Md. Nahid Tanveer, Senior Executive Officer, is a specialist in talent management, organizational development, and HR strategy, and has over five years of experience in working for one of the largest and fastest growing local banks in the country–The City Bank Limited. He excelled in his position in the Human Resources Division, and within his second year, was promoted to the position of an Assistant Manager.
Mr. Tanveer recently spoke at the eleventh OPD workshop as a guest speaker and shared some of his valuable insights in a candid conversation after his session.
1. As an HR Executive, you take a lot of interviews. What personal traits do you look for in a candidate?
We look for communication skills, which does not necessarily mean how good the candidate’s English is, we focus on how s/he can keep up a conversation and how well the candidate can negotiate on relevant issues. We also value analytical capability, which is based on strategic situations where they have to set their priorities efficiently. Organizational skills are also a basic requirement we look for.
2. What are some of the common mistakes that candidates make in an interview?
The candidate does not perform well once nervousness sets in. Some candidates also nurture the idea of dream jobs, and hence, do not perform well in any other job interviews. Another major mistake is not coming prepared for a job interview, which sets a bad impression. Candidates also have a tendency of not asking questions or asking for feedback. This is one thing I appreciate that OPD is doing—teaching their graduates the value of feedback.
3. What skills do you expect from a candidate interested in an entry level job in HR?
Even at the entry level we expect a lot of preparation. Communication skills are also very important. The candidate should be able to highlight the key points of the subject they majored in. Sometimes the candidates acquire skills throughout their education which they find irrelevant once they enter the job market. However, it is still important that are able to demonstrate versatility and a well rounded education.
4. Students have a perception that it’s quite difficult to get into an HR job, and, even when they do, they believe there is limited opportunity for growth. As an HR personnel, can you share your views about why such perceptions exist in the market, and is it really the case?
This perception in the market is derived from the fact that HR is seen as a support function in our country. The concept of HR being there just to manage people is creating wrong perceptions. Yes, not everyone has leadership qualities, but HR heads have even become Deputy Managing Directors in organizations. So it is wrong to think that there is limited opportunity for growth.
5. Students have a common practice to only apply for those jobs that are related to their field of study. Do you think it is necessary for graduates to only apply for the job that matches with their educational background?

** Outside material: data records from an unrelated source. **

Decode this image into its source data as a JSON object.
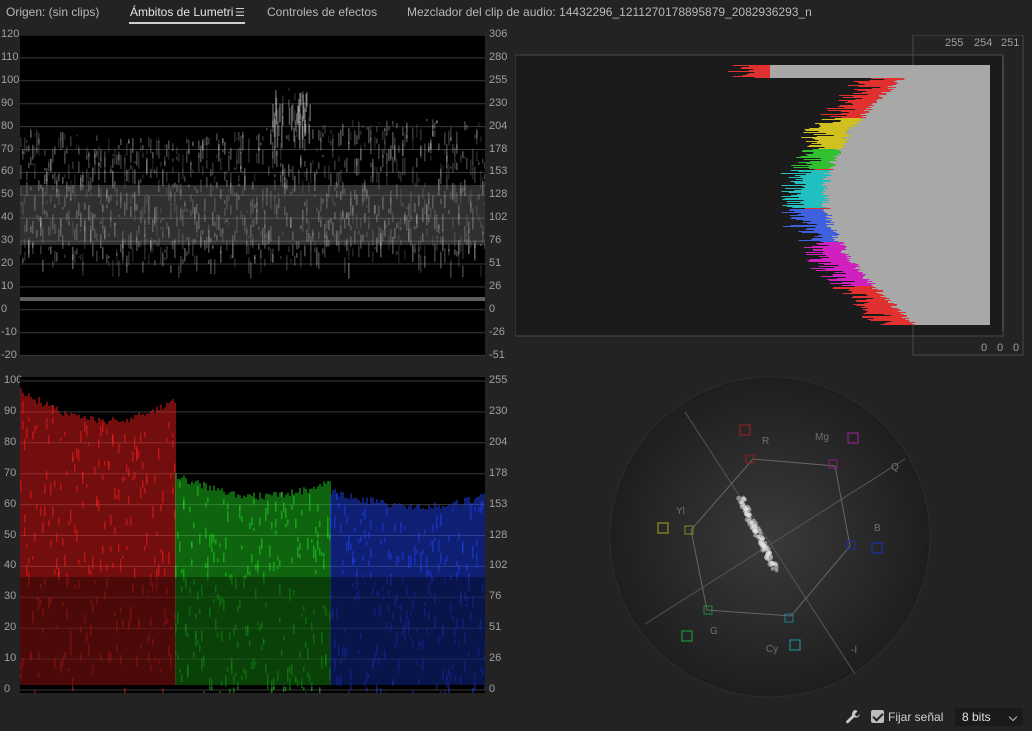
{
  "tabs": [
    {
      "label": "Origen: (sin clips)"
    },
    {
      "label": "Ámbitos de Lumetri"
    },
    {
      "label": "Controles de efectos"
    },
    {
      "label": "Mezclador del clip de audio: 14432296_1211270178895879_2082936293_n"
    }
  ],
  "waveform": {
    "left_ticks": [
      "120",
      "110",
      "100",
      "90",
      "80",
      "70",
      "60",
      "50",
      "40",
      "30",
      "20",
      "10",
      "0",
      "-10",
      "-20"
    ],
    "right_ticks": [
      "306",
      "280",
      "255",
      "230",
      "204",
      "178",
      "153",
      "128",
      "102",
      "76",
      "51",
      "26",
      "0",
      "-26",
      "-51"
    ]
  },
  "parade": {
    "left_ticks": [
      "100",
      "90",
      "80",
      "70",
      "60",
      "50",
      "40",
      "30",
      "20",
      "10",
      "0"
    ],
    "right_ticks": [
      "255",
      "230",
      "204",
      "178",
      "153",
      "128",
      "102",
      "76",
      "51",
      "26",
      "0"
    ],
    "colors": [
      "#ff2020",
      "#22e022",
      "#2244ff"
    ]
  },
  "histogram": {
    "top_values": {
      "r": "255",
      "g": "254",
      "b": "251"
    },
    "bottom_values": {
      "r": "0",
      "g": "0",
      "b": "0"
    },
    "colors": {
      "r": "#e03030",
      "g": "#30c030",
      "b": "#4060e0"
    }
  },
  "vectorscope": {
    "labels": {
      "r": "R",
      "mg": "Mg",
      "q": "Q",
      "yl": "Yl",
      "b": "B",
      "g": "G",
      "cy": "Cy",
      "i": "-I"
    }
  },
  "footer": {
    "lock_label": "Fijar señal",
    "bit_depth": "8 bits"
  }
}
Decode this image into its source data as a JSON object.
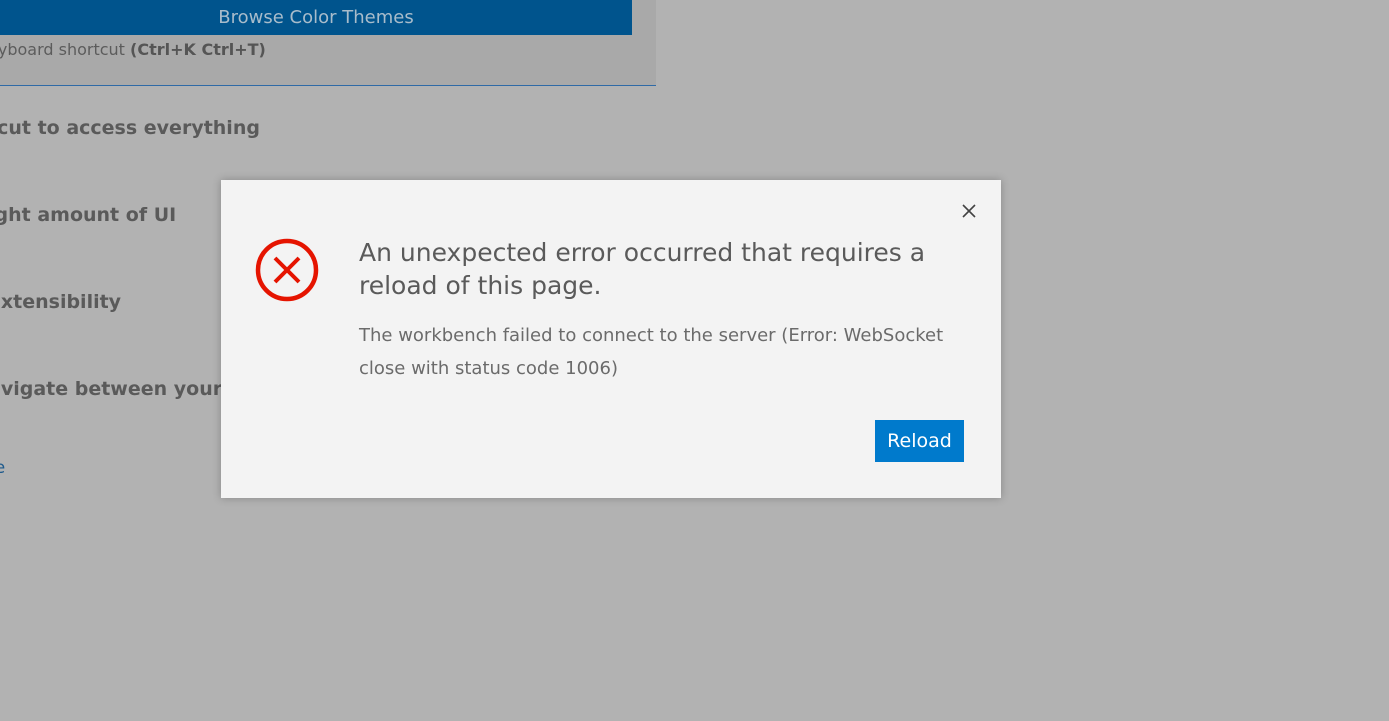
{
  "background": {
    "browse_button_label": "Browse Color Themes",
    "shortcut_text": "eyboard shortcut ",
    "shortcut_keys": "(Ctrl+K Ctrl+T)",
    "items": [
      "tcut to access everything",
      "ight amount of UI",
      "extensibility",
      "avigate between your fil"
    ],
    "link_fragment": "ne"
  },
  "dialog": {
    "title": "An unexpected error occurred that requires a reload of this page.",
    "detail": "The workbench failed to connect to the server (Error: WebSocket close with status code 1006)",
    "reload_label": "Reload",
    "close_icon": "close-icon",
    "status_icon": "error-icon",
    "colors": {
      "error": "#e51400",
      "button": "#007acc"
    }
  }
}
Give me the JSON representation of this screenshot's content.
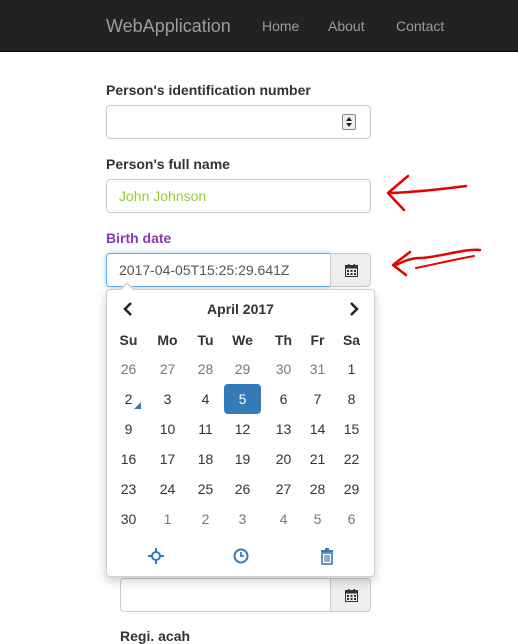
{
  "navbar": {
    "brand": "WebApplication",
    "links": [
      "Home",
      "About",
      "Contact"
    ]
  },
  "form": {
    "id_label": "Person's identification number",
    "id_value": "",
    "name_label": "Person's full name",
    "name_value": "John Johnson",
    "birth_label": "Birth date",
    "birth_value": "2017-04-05T15:25:29.641Z",
    "next_label": "Regi. acah"
  },
  "datepicker": {
    "month_label": "April 2017",
    "weekdays": [
      "Su",
      "Mo",
      "Tu",
      "We",
      "Th",
      "Fr",
      "Sa"
    ],
    "weeks": [
      [
        "26",
        "27",
        "28",
        "29",
        "30",
        "31",
        "1"
      ],
      [
        "2",
        "3",
        "4",
        "5",
        "6",
        "7",
        "8"
      ],
      [
        "9",
        "10",
        "11",
        "12",
        "13",
        "14",
        "15"
      ],
      [
        "16",
        "17",
        "18",
        "19",
        "20",
        "21",
        "22"
      ],
      [
        "23",
        "24",
        "25",
        "26",
        "27",
        "28",
        "29"
      ],
      [
        "30",
        "1",
        "2",
        "3",
        "4",
        "5",
        "6"
      ]
    ],
    "selected_day": "5",
    "today_day": "2",
    "tools": [
      "crosshair-icon",
      "clock-icon",
      "trash-icon"
    ]
  },
  "colors": {
    "navbar_bg": "#222222",
    "navbar_text": "#9d9d9d",
    "valid_green": "#99cc33",
    "label_purple": "#8a3ab9",
    "accent_blue": "#337ab7",
    "focus_border": "#66afe9",
    "annotation_red": "#e60000"
  }
}
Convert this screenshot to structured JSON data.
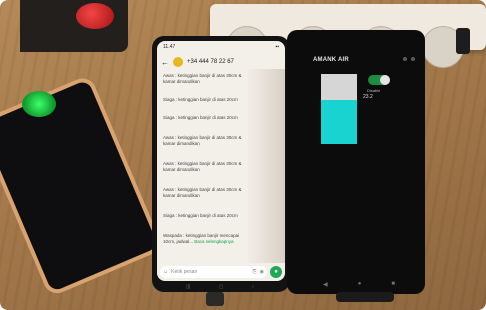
{
  "colors": {
    "water": "#18d3d0",
    "tank_empty": "#d6d6d6",
    "toggle_on": "#1f8c3e",
    "whatsapp_green": "#1fa855",
    "phone_bezel": "#121212",
    "table_wood": "#a57a4c"
  },
  "chat_phone": {
    "contact": "+34 444 78 22 67",
    "messages": [
      {
        "line1": "Awas : ketinggian banjir di atas 30cm &",
        "line2": "kamar dimandikan"
      },
      {
        "line1": "Siaga : ketinggian banjir di atas 20cm",
        "line2": ""
      },
      {
        "line1": "Siaga : ketinggian banjir di atas 20cm",
        "line2": ""
      },
      {
        "line1": "Awas : ketinggian banjir di atas 30cm &",
        "line2": "kamar dimandikan"
      },
      {
        "line1": "Awas : ketinggian banjir di atas 30cm &",
        "line2": "kamar dimandikan"
      },
      {
        "line1": "Awas : ketinggian banjir di atas 30cm &",
        "line2": "kamar dimandikan"
      },
      {
        "line1": "Siaga : ketinggian banjir di atas 20cm",
        "line2": ""
      }
    ],
    "last_message": {
      "line1": "Waspada : ketinggian banjir mencapai",
      "line2": "10cm, jadwal...",
      "link": "Baca selengkapnya"
    },
    "time": "11.47",
    "input_placeholder": "Ketik pesan"
  },
  "monitor_phone": {
    "app_title": "AMANK AIR",
    "toggle_label": "Disable",
    "reading": "23.2",
    "water_level_fraction": 0.63,
    "toggle_on": true
  },
  "icons": [
    "back-icon",
    "emoji-icon",
    "attach-icon",
    "camera-icon",
    "mic-icon",
    "nav-back-icon",
    "nav-home-icon",
    "nav-recent-icon"
  ]
}
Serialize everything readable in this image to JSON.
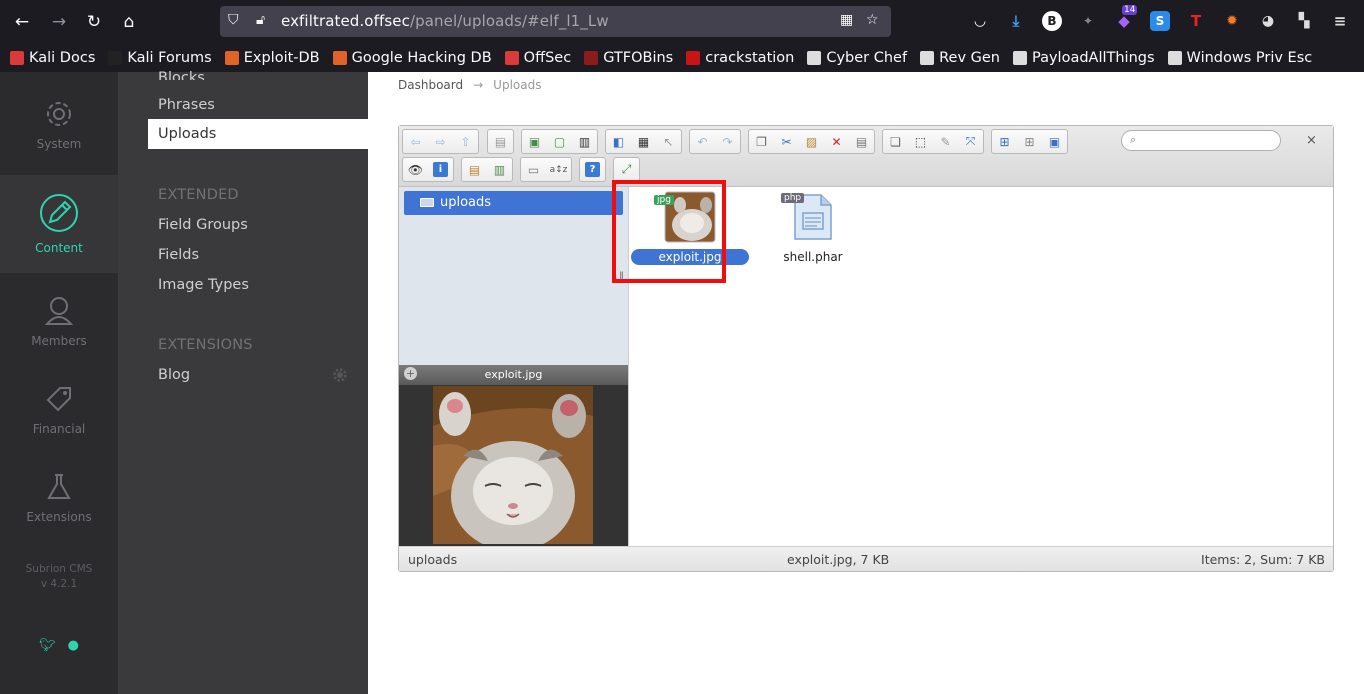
{
  "browser": {
    "url_host": "exfiltrated.offsec",
    "url_path": "/panel/uploads/#elf_l1_Lw",
    "badge_count": "14",
    "bookmarks": [
      {
        "label": "Kali Docs",
        "color": "#d93a3a"
      },
      {
        "label": "Kali Forums",
        "color": "#222"
      },
      {
        "label": "Exploit-DB",
        "color": "#e0642a"
      },
      {
        "label": "Google Hacking DB",
        "color": "#e0642a"
      },
      {
        "label": "OffSec",
        "color": "#d93a3a"
      },
      {
        "label": "GTFOBins",
        "color": "#8a1c1c"
      },
      {
        "label": "crackstation",
        "color": "#c71414"
      },
      {
        "label": "Cyber Chef",
        "color": "#ddd"
      },
      {
        "label": "Rev Gen",
        "color": "#ddd"
      },
      {
        "label": "PayloadAllThings",
        "color": "#ddd"
      },
      {
        "label": "Windows Priv Esc",
        "color": "#ddd"
      }
    ]
  },
  "sidebar": {
    "items": [
      {
        "label": "System",
        "icon": "gear-icon"
      },
      {
        "label": "Content",
        "icon": "pencil-icon",
        "active": true
      },
      {
        "label": "Members",
        "icon": "user-icon"
      },
      {
        "label": "Financial",
        "icon": "tag-icon"
      },
      {
        "label": "Extensions",
        "icon": "flask-icon"
      }
    ],
    "version_line1": "Subrion CMS",
    "version_line2": "v 4.2.1",
    "accent": "#2ed4b0"
  },
  "subnav": {
    "link_blocks": "Blocks",
    "link_phrases": "Phrases",
    "link_uploads": "Uploads",
    "head_extended": "EXTENDED",
    "link_field_groups": "Field Groups",
    "link_fields": "Fields",
    "link_image_types": "Image Types",
    "head_extensions": "EXTENSIONS",
    "link_blog": "Blog"
  },
  "breadcrumb": {
    "home": "Dashboard",
    "arrow": "→",
    "current": "Uploads"
  },
  "elfinder": {
    "search_icon": "⌕",
    "close_label": "×",
    "tree_root": "uploads",
    "preview_title": "exploit.jpg",
    "files": [
      {
        "name": "exploit.jpg",
        "badge": "jpg",
        "selected": true
      },
      {
        "name": "shell.phar",
        "badge": "php",
        "selected": false
      }
    ],
    "status_left": "uploads",
    "status_center": "exploit.jpg, 7 KB",
    "status_right": "Items: 2, Sum: 7 KB"
  }
}
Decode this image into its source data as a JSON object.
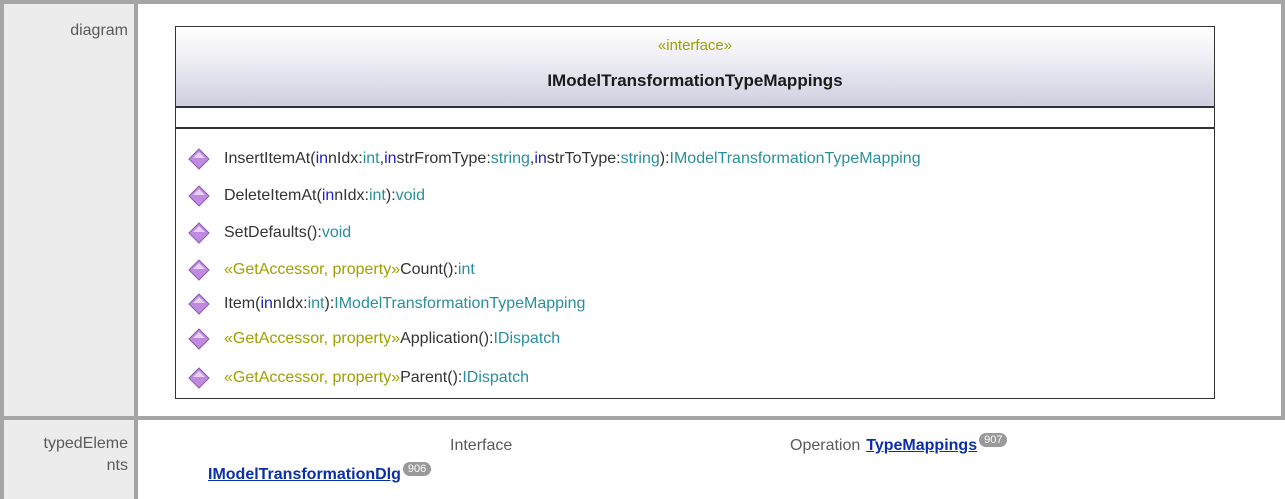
{
  "labels": {
    "diagram": "diagram",
    "typed_elements": "typedElements"
  },
  "uml": {
    "stereotype": "«interface»",
    "name": "IModelTransformationTypeMappings",
    "operations_icon": "diamond-operation-icon",
    "colors": {
      "keyword": "#2222bb",
      "type": "#2a8f9c",
      "stereotype": "#a0a000",
      "icon": "#c08ae0"
    },
    "operations": [
      {
        "name": "InsertItemAt(",
        "in1": "in",
        "p1": " nIdx:",
        "t1": "int",
        "sep1": ", ",
        "in2": "in",
        "p2": " strFromType:",
        "t2": "string",
        "sep2": ", ",
        "in3": "in",
        "p3": " strToType:",
        "t3": "string",
        "close": "):",
        "ret": "IModelTransformationTypeMapping"
      },
      {
        "name": "DeleteItemAt(",
        "in1": "in",
        "p1": " nIdx:",
        "t1": "int",
        "close": "):",
        "ret": "void"
      },
      {
        "name": "SetDefaults():",
        "ret": "void"
      },
      {
        "stereo": "«GetAccessor, property»",
        "name": " Count():",
        "ret": "int"
      },
      {
        "name": "Item(",
        "in1": "in",
        "p1": " nIdx:",
        "t1": "int",
        "close": "):",
        "ret": "IModelTransformationTypeMapping"
      },
      {
        "stereo": "«GetAccessor, property»",
        "name": " Application():",
        "ret": "IDispatch"
      },
      {
        "stereo": "«GetAccessor, property»",
        "name": " Parent():",
        "ret": "IDispatch"
      }
    ]
  },
  "typed_elements": {
    "interface_label": "Interface",
    "interface_link": "IModelTransformationDlg",
    "interface_badge": "906",
    "operation_label": "Operation",
    "operation_link": "TypeMappings",
    "operation_badge": "907"
  }
}
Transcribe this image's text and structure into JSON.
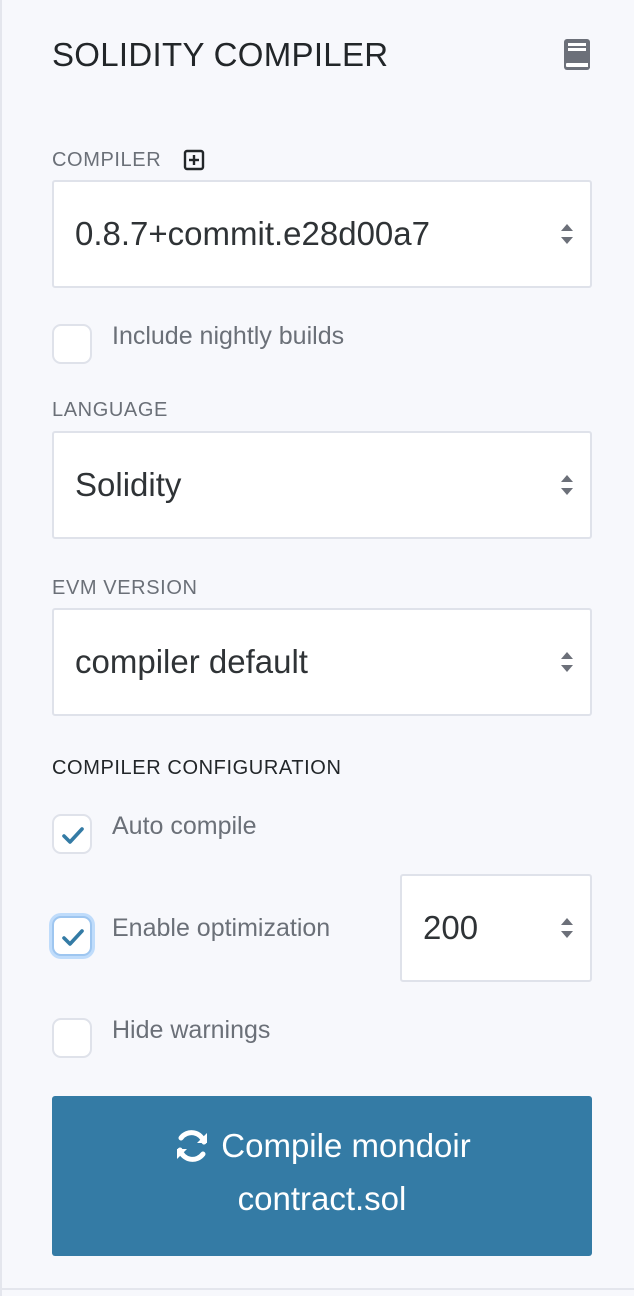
{
  "header": {
    "title": "SOLIDITY COMPILER",
    "doc_icon": "book-icon"
  },
  "compiler": {
    "label": "COMPILER",
    "add_icon": "plus-square-icon",
    "selected_version": "0.8.7+commit.e28d00a7",
    "nightly_label": "Include nightly builds",
    "nightly_checked": false
  },
  "language": {
    "label": "LANGUAGE",
    "selected": "Solidity"
  },
  "evm": {
    "label": "EVM VERSION",
    "selected": "compiler default"
  },
  "configuration": {
    "label": "COMPILER CONFIGURATION",
    "auto_compile_label": "Auto compile",
    "auto_compile_checked": true,
    "optimization_label": "Enable optimization",
    "optimization_checked": true,
    "optimization_runs": "200",
    "hide_warnings_label": "Hide warnings",
    "hide_warnings_checked": false
  },
  "compile_button": {
    "icon": "refresh-icon",
    "line1": "Compile mondoir",
    "line2": "contract.sol"
  },
  "colors": {
    "button_bg": "#347ba5",
    "check_color": "#347ba5",
    "background": "#f7f8fc"
  }
}
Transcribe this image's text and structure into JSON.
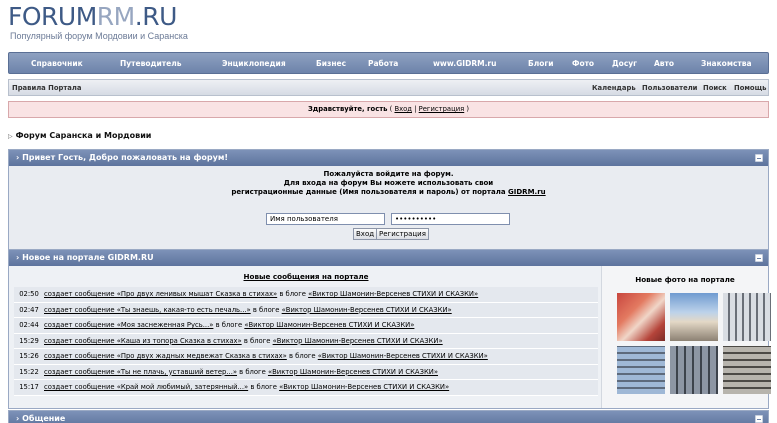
{
  "logo": {
    "part1": "FORUM",
    "part2": "RM",
    "part3": ".RU",
    "subtitle": "Популярный форум Мордовии и Саранска"
  },
  "topnav": [
    "Справочник",
    "Путеводитель",
    "Энциклопедия",
    "Бизнес",
    "Работа",
    "www.GIDRM.ru",
    "Блоги",
    "Фото",
    "Досуг",
    "Авто",
    "Знакомства"
  ],
  "subnav": {
    "left": "Правила Портала",
    "right": [
      "Календарь",
      "Пользователи",
      "Поиск",
      "Помощь"
    ]
  },
  "greeting": {
    "text": "Здравствуйте, гость",
    "open": "(",
    "login": "Вход",
    "sep": "|",
    "register": "Регистрация",
    "close": ")"
  },
  "breadcrumb": "Форум Саранска и Мордовии",
  "login_panel": {
    "title": "Привет Гость, Добро пожаловать на форум!",
    "line1": "Пожалуйста войдите на форум.",
    "line2": "Для входа на форум Вы можете использовать свои",
    "line3": "регистрационные данные (Имя пользователя и пароль) от портала",
    "portal": "GIDRM.ru",
    "username_placeholder": "Имя пользователя",
    "password_value": "••••••••••",
    "login_button": "Вход",
    "register_button": "Регистрация"
  },
  "news_panel": {
    "title": "Новое на портале GIDRM.RU",
    "messages_title": "Новые сообщения на портале",
    "photos_title": "Новые фото на портале",
    "items": [
      {
        "time": "02:50",
        "action": "создает сообщение «Про двух ленивых мышат Сказка в стихах»",
        "mid": " в блоге ",
        "blog": "«Виктор Шамонин-Версенев СТИХИ И СКАЗКИ»"
      },
      {
        "time": "02:47",
        "action": "создает сообщение «Ты знаешь, какая-то есть печаль...»",
        "mid": " в блоге ",
        "blog": "«Виктор Шамонин-Версенев СТИХИ И СКАЗКИ»"
      },
      {
        "time": "02:44",
        "action": "создает сообщение «Моя заснеженная Русь...»",
        "mid": " в блоге ",
        "blog": "«Виктор Шамонин-Версенев СТИХИ И СКАЗКИ»"
      },
      {
        "time": "15:29",
        "action": "создает сообщение «Каша из топора Сказка в стихах»",
        "mid": " в блоге ",
        "blog": "«Виктор Шамонин-Версенев СТИХИ И СКАЗКИ»"
      },
      {
        "time": "15:26",
        "action": "создает сообщение «Про двух жадных медвежат Сказка в стихах»",
        "mid": " в блоге ",
        "blog": "«Виктор Шамонин-Версенев СТИХИ И СКАЗКИ»"
      },
      {
        "time": "15:22",
        "action": "создает сообщение «Ты не плачь, уставший ветер...»",
        "mid": " в блоге ",
        "blog": "«Виктор Шамонин-Версенев СТИХИ И СКАЗКИ»"
      },
      {
        "time": "15:17",
        "action": "создает сообщение «Край мой любимый, затерянный...»",
        "mid": " в блоге ",
        "blog": "«Виктор Шамонин-Версенев СТИХИ И СКАЗКИ»"
      }
    ]
  },
  "bottom_panel": {
    "title": "Общение"
  }
}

While this perception is not entirely correct, admittedly sometimes industry specific skills are required for jobs. If the candidate is unsure about his education major then it usually makes them indecisive about their career path. In the past, due to fewer number of graduates with a BBA/MBA degree, graduates from other disciplines got jobs easily in the business sectors. However, now the market is more competitive with a large pool of BBA/MBA holders. As a result, the importance for specialized skills are rising. Candidates need to think long term and not only in terms of salary, but for other fringe factors as well. What ultimately matters is whether the candidate is happy working in the organization.
6. As you are aware of the work we do at BYLC Office of Professional Development, how important is professional skills training for entering and sustaining in the current job market?
Candidates often fail to translate their academic skills into their professional lives. Hence, learning professional skills prior to entering the job market is crucial. I think that the OPD is doing an excellent job because after hiring someone, we have to spend a considerable amount of time teaching them basic professional skills. I commend OPD for the wonderful work they are doing in training these individuals and making them prepared for workplace.
7. Within two years at work, you were promoted to the Assistant Manager position. It requires tremendous skill and effort to make such career progress in such a short time. What suggestions would you like to give to the graduates who want to be as successful as you are?
Graduates should be dedicated, hardworking, and work well under pressure. We want them to be familiar with various business models. They should also take the opportunity to rotate from one department to another, not only to diversify and master their skills in every department, but also to develop self-learning and professional skills. Candidates should really work hard on utilizing any opportunity the organization has to offer.
The 21st century workplace has evolved and fresh graduates must adapt to this rapidly changing work environment and equip themselves with the required skills. The importance of career planning is not stressed enough in Bangladesh and, as a result, students graduate without a clear picture of their career path. It is high time students started asking to themselves, “Have I done enough to excel?”